The outdoor pool was fine because of this and we simply had a fantastic holiday, because instead of spending the money on the caravan, they had a bit to spend on ice cream and eating out. That seriously was a life lesson to me and one that shaped me. The following year, my parents finally managed to save up for a holiday abroad. Again it was the cheapest one they could get in Majorca, but the weather was great and while the other holiday makers moaned about the hotel and its food, we though it was fantastic. Sure we ran out of spending money with 3 days to go, but it didn't matter. Mum and Dad had provided this through their own hard work. It felt like we had made it, from being a poor family, to an average family.

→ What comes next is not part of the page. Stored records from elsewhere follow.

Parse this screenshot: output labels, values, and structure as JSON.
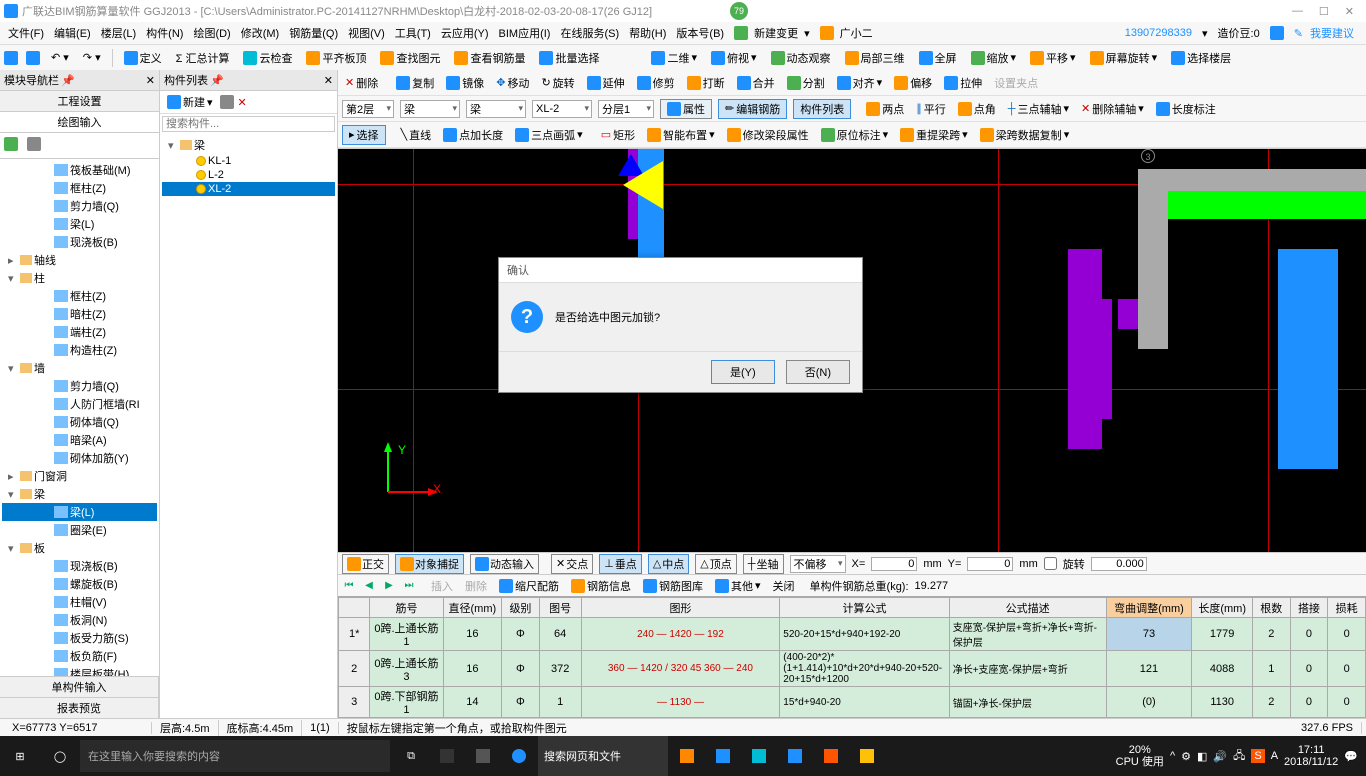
{
  "title": "广联达BIM钢筋算量软件 GGJ2013 - [C:\\Users\\Administrator.PC-20141127NRHM\\Desktop\\白龙村-2018-02-03-20-08-17(26        GJ12]",
  "badge": "79",
  "window_buttons": {
    "min": "—",
    "max": "☐",
    "close": "✕"
  },
  "menubar": [
    "文件(F)",
    "编辑(E)",
    "楼层(L)",
    "构件(N)",
    "绘图(D)",
    "修改(M)",
    "钢筋量(Q)",
    "视图(V)",
    "工具(T)",
    "云应用(Y)",
    "BIM应用(I)",
    "在线服务(S)",
    "帮助(H)",
    "版本号(B)"
  ],
  "menu_right": {
    "new_change": "新建变更",
    "agent": "广小二",
    "phone": "13907298339",
    "cost": "造价豆:0",
    "suggest": "我要建议"
  },
  "toolbar1": [
    "定义",
    "Σ 汇总计算",
    "云检查",
    "平齐板顶",
    "查找图元",
    "查看钢筋量",
    "批量选择"
  ],
  "toolbar1b": [
    "二维",
    "俯视",
    "动态观察",
    "局部三维",
    "全屏",
    "缩放",
    "平移",
    "屏幕旋转",
    "选择楼层"
  ],
  "left": {
    "title": "模块导航栏",
    "tab1": "工程设置",
    "tab2": "绘图输入",
    "tree": [
      {
        "t": "筏板基础(M)",
        "l": 3,
        "i": "n"
      },
      {
        "t": "框柱(Z)",
        "l": 3,
        "i": "n"
      },
      {
        "t": "剪力墙(Q)",
        "l": 3,
        "i": "n"
      },
      {
        "t": "梁(L)",
        "l": 3,
        "i": "n"
      },
      {
        "t": "现浇板(B)",
        "l": 3,
        "i": "n"
      },
      {
        "t": "轴线",
        "l": 1,
        "i": "f",
        "a": "▸"
      },
      {
        "t": "柱",
        "l": 1,
        "i": "f",
        "a": "▾"
      },
      {
        "t": "框柱(Z)",
        "l": 3,
        "i": "n"
      },
      {
        "t": "暗柱(Z)",
        "l": 3,
        "i": "n"
      },
      {
        "t": "端柱(Z)",
        "l": 3,
        "i": "n"
      },
      {
        "t": "构造柱(Z)",
        "l": 3,
        "i": "n"
      },
      {
        "t": "墙",
        "l": 1,
        "i": "f",
        "a": "▾"
      },
      {
        "t": "剪力墙(Q)",
        "l": 3,
        "i": "n"
      },
      {
        "t": "人防门框墙(RI",
        "l": 3,
        "i": "n"
      },
      {
        "t": "砌体墙(Q)",
        "l": 3,
        "i": "n"
      },
      {
        "t": "暗梁(A)",
        "l": 3,
        "i": "n"
      },
      {
        "t": "砌体加筋(Y)",
        "l": 3,
        "i": "n"
      },
      {
        "t": "门窗洞",
        "l": 1,
        "i": "f",
        "a": "▸"
      },
      {
        "t": "梁",
        "l": 1,
        "i": "f",
        "a": "▾"
      },
      {
        "t": "梁(L)",
        "l": 3,
        "i": "n",
        "sel": true
      },
      {
        "t": "圈梁(E)",
        "l": 3,
        "i": "n"
      },
      {
        "t": "板",
        "l": 1,
        "i": "f",
        "a": "▾"
      },
      {
        "t": "现浇板(B)",
        "l": 3,
        "i": "n"
      },
      {
        "t": "螺旋板(B)",
        "l": 3,
        "i": "n"
      },
      {
        "t": "柱帽(V)",
        "l": 3,
        "i": "n"
      },
      {
        "t": "板洞(N)",
        "l": 3,
        "i": "n"
      },
      {
        "t": "板受力筋(S)",
        "l": 3,
        "i": "n"
      },
      {
        "t": "板负筋(F)",
        "l": 3,
        "i": "n"
      },
      {
        "t": "楼层板带(H)",
        "l": 3,
        "i": "n"
      }
    ],
    "foot1": "单构件输入",
    "foot2": "报表预览"
  },
  "mid": {
    "title": "构件列表",
    "new_btn": "新建",
    "search_ph": "搜索构件...",
    "tree": [
      {
        "t": "梁",
        "l": 1,
        "i": "f",
        "a": "▾"
      },
      {
        "t": "KL-1",
        "l": 2,
        "i": "b"
      },
      {
        "t": "L-2",
        "l": 2,
        "i": "b"
      },
      {
        "t": "XL-2",
        "l": 2,
        "i": "b",
        "sel": true
      }
    ]
  },
  "ribbon": {
    "row1": [
      "删除",
      "复制",
      "镜像",
      "移动",
      "旋转",
      "延伸",
      "修剪",
      "打断",
      "合并",
      "分割",
      "对齐",
      "偏移",
      "拉伸",
      "设置夹点"
    ],
    "row2": {
      "floor": "第2层",
      "cat1": "梁",
      "cat2": "梁",
      "comp": "XL-2",
      "subfloor": "分层1",
      "props": "属性",
      "edit": "编辑钢筋",
      "list": "构件列表",
      "two_pt": "两点",
      "parallel": "平行",
      "pt_angle": "点角",
      "three_aux": "三点辅轴",
      "del_aux": "删除辅轴",
      "len_mark": "长度标注"
    },
    "row3": {
      "select": "选择",
      "line": "直线",
      "pt_len": "点加长度",
      "arc3": "三点画弧",
      "rect": "矩形",
      "smart": "智能布置",
      "mod_span": "修改梁段属性",
      "orig_mark": "原位标注",
      "reset_span": "重提梁跨",
      "copy_span": "梁跨数据复制"
    }
  },
  "dialog": {
    "title": "确认",
    "msg": "是否给选中图元加锁?",
    "yes": "是(Y)",
    "no": "否(N)"
  },
  "coord": {
    "ortho": "正交",
    "snap": "对象捕捉",
    "dyn": "动态输入",
    "cross": "交点",
    "mid": "中点",
    "perp": "垂点",
    "vertex": "顶点",
    "axis": "坐轴",
    "offset": "不偏移",
    "x": "0",
    "y": "0",
    "rot": "旋转",
    "rotval": "0.000"
  },
  "subtb": {
    "insert": "插入",
    "delete": "删除",
    "scale": "缩尺配筋",
    "info": "钢筋信息",
    "lib": "钢筋图库",
    "other": "其他",
    "close": "关闭",
    "total_label": "单构件钢筋总重(kg):",
    "total": "19.277"
  },
  "grid": {
    "headers": [
      "",
      "筋号",
      "直径(mm)",
      "级别",
      "图号",
      "图形",
      "计算公式",
      "公式描述",
      "弯曲调整(mm)",
      "长度(mm)",
      "根数",
      "搭接",
      "损耗"
    ],
    "rows": [
      {
        "n": "1*",
        "name": "0跨.上通长筋1",
        "d": "16",
        "lv": "Φ",
        "tn": "64",
        "shape": "240 — 1420 — 192",
        "formula": "520-20+15*d+940+192-20",
        "desc": "支座宽-保护层+弯折+净长+弯折-保护层",
        "bend": "73",
        "len": "1779",
        "cnt": "2",
        "lap": "0",
        "loss": "0",
        "sel": true
      },
      {
        "n": "2",
        "name": "0跨.上通长筋3",
        "d": "16",
        "lv": "Φ",
        "tn": "372",
        "shape": "360 — 1420 / 320 45 360 — 240",
        "formula": "(400-20*2)*(1+1.414)+10*d+20*d+940-20+520-20+15*d+1200",
        "desc": "净长+支座宽-保护层+弯折",
        "bend": "121",
        "len": "4088",
        "cnt": "1",
        "lap": "0",
        "loss": "0"
      },
      {
        "n": "3",
        "name": "0跨.下部钢筋1",
        "d": "14",
        "lv": "Φ",
        "tn": "1",
        "shape": "— 1130 —",
        "formula": "15*d+940-20",
        "desc": "锚固+净长-保护层",
        "bend": "(0)",
        "len": "1130",
        "cnt": "2",
        "lap": "0",
        "loss": "0"
      }
    ]
  },
  "status": {
    "xy": "X=67773 Y=6517",
    "floor": "层高:4.5m",
    "btm": "底标高:4.45m",
    "sel": "1(1)",
    "hint": "按鼠标左键指定第一个角点，或拾取构件图元",
    "fps": "327.6 FPS"
  },
  "taskbar": {
    "search": "在这里输入你要搜索的内容",
    "browser": "搜索网页和文件",
    "cpu": "20%",
    "cpu2": "CPU 使用",
    "time": "17:11",
    "date": "2018/11/12"
  }
}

Now, because of my excellent upbringing, I made it through University and started my first real job in Surrey. Unlike my parents, I had gone in the opposite direction and because I was free and single, I didn't have the pressures of having children to support. I still don't, but this may change now that my Wife and I feel ready to have them. Either way, I had a good job, that gave me pay rises every year. I bought my house just at the right time, as the housing market was only just picking itself out of the doldrums. It meant I could afford a decent sized terraced home, that would be an excellent first step on the ladder.

While my parents had the young and free lives for a short time, I have had it all the way until now really. I met Clare and we bought a lovely place together, that needed doing up. I sold my old house for 3 times what I paid for it and that gave us a great deposit for my current home. My parents have always wanted to move, but just have never had the real opportunity (until now really). If they had have moved, they would have been going sideways, instead of up, so they never really saw the point. They have no mortgage now and while my Dad was made redundant, they did what their parents never managed to do and that is build up some capital. My sister has very much taken the same sort of path as me, just via a different route. She also married a bit later and hasn't had children yet. She got a job as a hair stylist and bought her own home, but in Wellingborough.

Now Wellingborough has come on in leaps and bounds and is one of the countries fastest growing towns. My sister moved house, but still in Wellingborough to a nicer place. Now she has gone one major leap further and moved to Canada. Again, because of the capital she built up, she has now managed to buy herself a place that would cost over a million here. I am immensely proud of my sister and what she has achieved.

My brother has taken a different route. He left school earlier and got jobs straight away. My brother is a grafter and will never let you down. He started going into being a toolmaker, but realised that this wasn't what he wanted. My brother has always had a deep respect for my uncle, who was in the armed forces. While my brother is the least aggressive person on the planet, he fancied a job in the RAF and that is where he is now and doing extremely well.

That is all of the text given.